「ニコニコ超会議」ニコラジコーナーのサポート、TVアニメ「ゴールデンカムイ」とタイアップした「ゴールデンカムイ缶」の販売……。若年層の認知獲得に効果的な施策を模索するサッポロビールが注目しているのが「RAGE Shadowverse(シャドウバース) Pro League」というeスポーツの大会だ。

サッポロビールは若年層のブランド認知拡大などを狙って「レバンガ☆SAPPORO」というeスポーツチームのオフィシャルパートナーになった(写真/ロイター、アフロ)
サッポロビールは若年層のブランド認知拡大などを狙って「レバンガ☆SAPPORO」というeスポーツチームのオフィシャルパートナーになった(写真/ロイター、アフロ)

 「2017年におけるeスポーツの世界市場は700億9000万円。視聴者は3億3500万人とされており、18年は前年より38.2%増、視聴者数は13.8%増という調査がある」

 サッポロビール・ブランド戦略部宣伝室シニアメディアプランニングマネージャーの福吉敬氏は、「SPORTS Tech & Biz Conference」というイベントで米調査会社Newzooの数字を引きながら、eスポーツの成長性に対する期待を語った。
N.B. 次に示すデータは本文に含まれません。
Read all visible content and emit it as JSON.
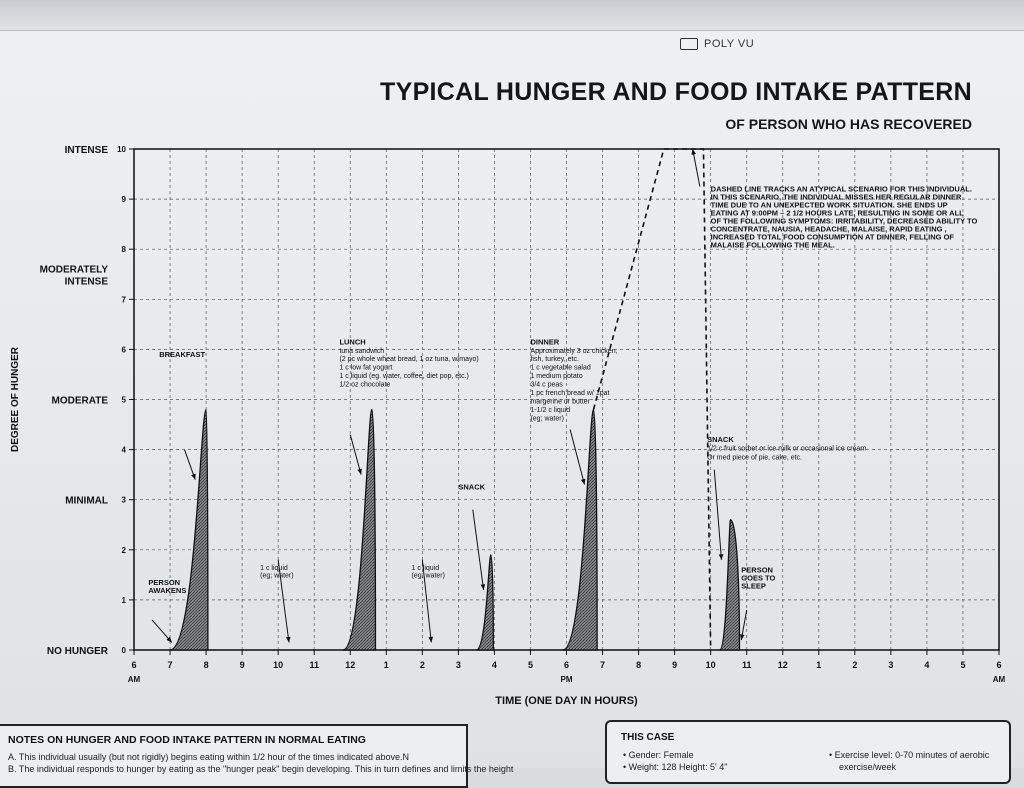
{
  "header": {
    "brand": "POLY VU",
    "title": "TYPICAL HUNGER AND FOOD INTAKE PATTERN",
    "subtitle": "OF PERSON WHO HAS RECOVERED"
  },
  "chart_data": {
    "type": "area",
    "title": "TYPICAL HUNGER AND FOOD INTAKE PATTERN",
    "subtitle": "OF PERSON WHO HAS RECOVERED",
    "xlabel": "TIME (ONE DAY IN HOURS)",
    "ylabel": "DEGREE OF HUNGER",
    "ylim": [
      0,
      10
    ],
    "xlim": [
      6,
      30
    ],
    "grid": true,
    "x_ticks": [
      {
        "v": 6,
        "label": "6",
        "sub": "AM"
      },
      {
        "v": 7,
        "label": "7"
      },
      {
        "v": 8,
        "label": "8"
      },
      {
        "v": 9,
        "label": "9"
      },
      {
        "v": 10,
        "label": "10"
      },
      {
        "v": 11,
        "label": "11"
      },
      {
        "v": 12,
        "label": "12"
      },
      {
        "v": 13,
        "label": "1"
      },
      {
        "v": 14,
        "label": "2"
      },
      {
        "v": 15,
        "label": "3"
      },
      {
        "v": 16,
        "label": "4"
      },
      {
        "v": 17,
        "label": "5"
      },
      {
        "v": 18,
        "label": "6",
        "sub": "PM"
      },
      {
        "v": 19,
        "label": "7"
      },
      {
        "v": 20,
        "label": "8"
      },
      {
        "v": 21,
        "label": "9"
      },
      {
        "v": 22,
        "label": "10"
      },
      {
        "v": 23,
        "label": "11"
      },
      {
        "v": 24,
        "label": "12"
      },
      {
        "v": 25,
        "label": "1"
      },
      {
        "v": 26,
        "label": "2"
      },
      {
        "v": 27,
        "label": "3"
      },
      {
        "v": 28,
        "label": "4"
      },
      {
        "v": 29,
        "label": "5"
      },
      {
        "v": 30,
        "label": "6",
        "sub": "AM"
      }
    ],
    "y_ticks": [
      0,
      1,
      2,
      3,
      4,
      5,
      6,
      7,
      8,
      9,
      10
    ],
    "y_categories": [
      {
        "v": 0,
        "label": "NO HUNGER"
      },
      {
        "v": 3,
        "label": "MINIMAL"
      },
      {
        "v": 5,
        "label": "MODERATE"
      },
      {
        "v": 7.5,
        "label": "MODERATELY INTENSE"
      },
      {
        "v": 10,
        "label": "INTENSE"
      }
    ],
    "series": [
      {
        "style": "solid",
        "peaks": [
          {
            "start": 7.0,
            "peak": 8.0,
            "end": 8.05,
            "value": 4.8
          },
          {
            "start": 11.8,
            "peak": 12.6,
            "end": 12.7,
            "value": 4.8
          },
          {
            "start": 15.5,
            "peak": 15.9,
            "end": 15.97,
            "value": 1.9
          },
          {
            "start": 17.9,
            "peak": 18.75,
            "end": 18.85,
            "value": 4.8
          },
          {
            "start": 22.25,
            "peak": 22.55,
            "end": 22.8,
            "value": 2.6
          }
        ]
      },
      {
        "style": "dashed",
        "points": [
          [
            18.75,
            4.8
          ],
          [
            20.7,
            10
          ],
          [
            21.8,
            10
          ],
          [
            22.0,
            0
          ]
        ]
      }
    ],
    "annotations": [
      {
        "text": "BREAKFAST",
        "x": 6.7,
        "y": 5.85
      },
      {
        "text": "LUNCH",
        "x": 11.7,
        "y": 6.1
      },
      {
        "text": "tuna sandwich",
        "x": 11.7,
        "y": 5.93
      },
      {
        "text": "(2 pc whole wheat bread, 1 oz tuna, w/mayo)",
        "x": 11.7,
        "y": 5.77
      },
      {
        "text": "1 c low fat yogurt",
        "x": 11.7,
        "y": 5.6
      },
      {
        "text": "1 c liquid (eg. water, coffee, diet pop, etc.)",
        "x": 11.7,
        "y": 5.43
      },
      {
        "text": "1/2 oz chocolate",
        "x": 11.7,
        "y": 5.26
      },
      {
        "text": "DINNER",
        "x": 17.0,
        "y": 6.1
      },
      {
        "text": "Approximately 3 oz chicken,",
        "x": 17.0,
        "y": 5.93
      },
      {
        "text": "fish, turkey, etc.",
        "x": 17.0,
        "y": 5.77
      },
      {
        "text": "1 c vegetable salad",
        "x": 17.0,
        "y": 5.6
      },
      {
        "text": "1 medium potato",
        "x": 17.0,
        "y": 5.43
      },
      {
        "text": "3/4 c peas",
        "x": 17.0,
        "y": 5.26
      },
      {
        "text": "1 pc french bread w/ 1pat",
        "x": 17.0,
        "y": 5.09
      },
      {
        "text": "margerine or butter",
        "x": 17.0,
        "y": 4.92
      },
      {
        "text": "1-1/2 c liquid",
        "x": 17.0,
        "y": 4.75
      },
      {
        "text": "(eg; water)",
        "x": 17.0,
        "y": 4.58
      },
      {
        "text": "SNACK",
        "x": 15.0,
        "y": 3.2
      },
      {
        "text": "SNACK",
        "x": 21.9,
        "y": 4.15
      },
      {
        "text": "1/2 c fruit sorbet or ice milk or occasional ice cream",
        "x": 21.9,
        "y": 3.98
      },
      {
        "text": "Or med piece of pie, cake, etc.",
        "x": 21.9,
        "y": 3.8
      },
      {
        "text": "1 c liquid",
        "x": 9.5,
        "y": 1.6
      },
      {
        "text": "(eg; water)",
        "x": 9.5,
        "y": 1.45
      },
      {
        "text": "1 c liquid",
        "x": 13.7,
        "y": 1.6
      },
      {
        "text": "(eg; water)",
        "x": 13.7,
        "y": 1.45
      },
      {
        "text": "PERSON",
        "x": 6.4,
        "y": 1.3
      },
      {
        "text": "AWAKENS",
        "x": 6.4,
        "y": 1.14
      },
      {
        "text": "PERSON",
        "x": 22.85,
        "y": 1.55
      },
      {
        "text": "GOES TO",
        "x": 22.85,
        "y": 1.39
      },
      {
        "text": "SLEEP",
        "x": 22.85,
        "y": 1.23
      },
      {
        "text": "DASHED LINE TRACKS AN ATYPICAL SCENARIO FOR THIS INDIVIDUAL.",
        "x": 22.0,
        "y": 9.15
      },
      {
        "text": "IN THIS SCENARIO, THE INDIVIDUAL MISSES HER REGULAR DINNER",
        "x": 22.0,
        "y": 8.99
      },
      {
        "text": "TIME DUE TO AN UNEXPECTED WORK SITUATION. SHE ENDS UP",
        "x": 22.0,
        "y": 8.83
      },
      {
        "text": "EATING AT 9:00PM – 2 1/2 HOURS LATE, RESULTING IN SOME OR ALL",
        "x": 22.0,
        "y": 8.67
      },
      {
        "text": "OF THE FOLLOWING SYMPTOMS: IRRITABILITY, DECREASED ABILITY TO",
        "x": 22.0,
        "y": 8.51
      },
      {
        "text": "CONCENTRATE, NAUSIA, HEADACHE, MALAISE, RAPID EATING ,",
        "x": 22.0,
        "y": 8.35
      },
      {
        "text": "INCREASED TOTAL FOOD CONSUMPTION AT DINNER, FELLING OF",
        "x": 22.0,
        "y": 8.19
      },
      {
        "text": "MALAISE FOLLOWING THE MEAL.",
        "x": 22.0,
        "y": 8.03
      }
    ],
    "arrows": [
      {
        "from": [
          7.4,
          4.0
        ],
        "to": [
          7.7,
          3.4
        ]
      },
      {
        "from": [
          12.0,
          4.3
        ],
        "to": [
          12.3,
          3.5
        ]
      },
      {
        "from": [
          15.4,
          2.8
        ],
        "to": [
          15.7,
          1.2
        ]
      },
      {
        "from": [
          18.1,
          4.4
        ],
        "to": [
          18.5,
          3.3
        ]
      },
      {
        "from": [
          22.1,
          3.6
        ],
        "to": [
          22.3,
          1.8
        ]
      },
      {
        "from": [
          6.5,
          0.6
        ],
        "to": [
          7.05,
          0.15
        ]
      },
      {
        "from": [
          10.0,
          1.8
        ],
        "to": [
          10.3,
          0.15
        ]
      },
      {
        "from": [
          14.0,
          1.8
        ],
        "to": [
          14.25,
          0.15
        ]
      },
      {
        "from": [
          23.0,
          0.8
        ],
        "to": [
          22.85,
          0.2
        ]
      },
      {
        "from": [
          21.7,
          9.25
        ],
        "to": [
          21.5,
          10.0
        ]
      }
    ]
  },
  "notes": {
    "title": "NOTES ON HUNGER AND FOOD INTAKE PATTERN IN NORMAL EATING",
    "line_a": "A. This individual usually (but not rigidly) begins eating within 1/2 hour of the times indicated above.N",
    "line_b": "B. The individual responds to hunger by eating as the \"hunger peak\" begin developing. This in turn defines and limits the height"
  },
  "this_case": {
    "title": "THIS CASE",
    "gender": "• Gender: Female",
    "weight": "• Weight: 128  Height: 5' 4\"",
    "exercise_1": "• Exercise level: 0-70 minutes of aerobic",
    "exercise_2": "exercise/week"
  }
}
 サッポロビールはeスポーツ市場にいち早く注目した1社で、「レバンガ☆SAPPORO」というeスポーツチームのオフィシャルパートナーを務めている。「若い人に(サッポロビールのブランドを)知ってもらうことから始めないと、どんどん先細ってしまうという悩みがあった」。スポンサーになった背景を、福吉氏はそう説明する。

 同社がターゲットとしている20~30代の若年層にはテレビを持たない人が増えている。CMを出稿しても認知は上がりにくい。SNSなどのネット広告も「情報過多の時代であり、日本でも約10%の人がスマートフォンにアドブロックを入れている。つまり広告接触を嫌う人が増えている」と見る。これがネット広告以外に目を向けるきっかけになった。

 では、どのような手段が良いのか。模索していた福吉氏にある日、一本のメールが届いた。同社がサポートしているプロバスケットボールチーム「レバンガ北海道」から、「eスポーツについても、スポンサーをしてほしい」という要請を受けたのだ。

 まだeスポーツのプロリーグが存在しておらず、国内企業がバックアップした例もなかったころだという。だが福吉氏は、すぐ上司に相談をもちかけた。経営陣の許可取りにも動き、依頼メールが届いた3時間後には、Bリーグ所属のプロバスケットボールチーム、レバンガ北海道のCEO(最高経営責任者)だった横田彰氏に「投資をする」と返答したという。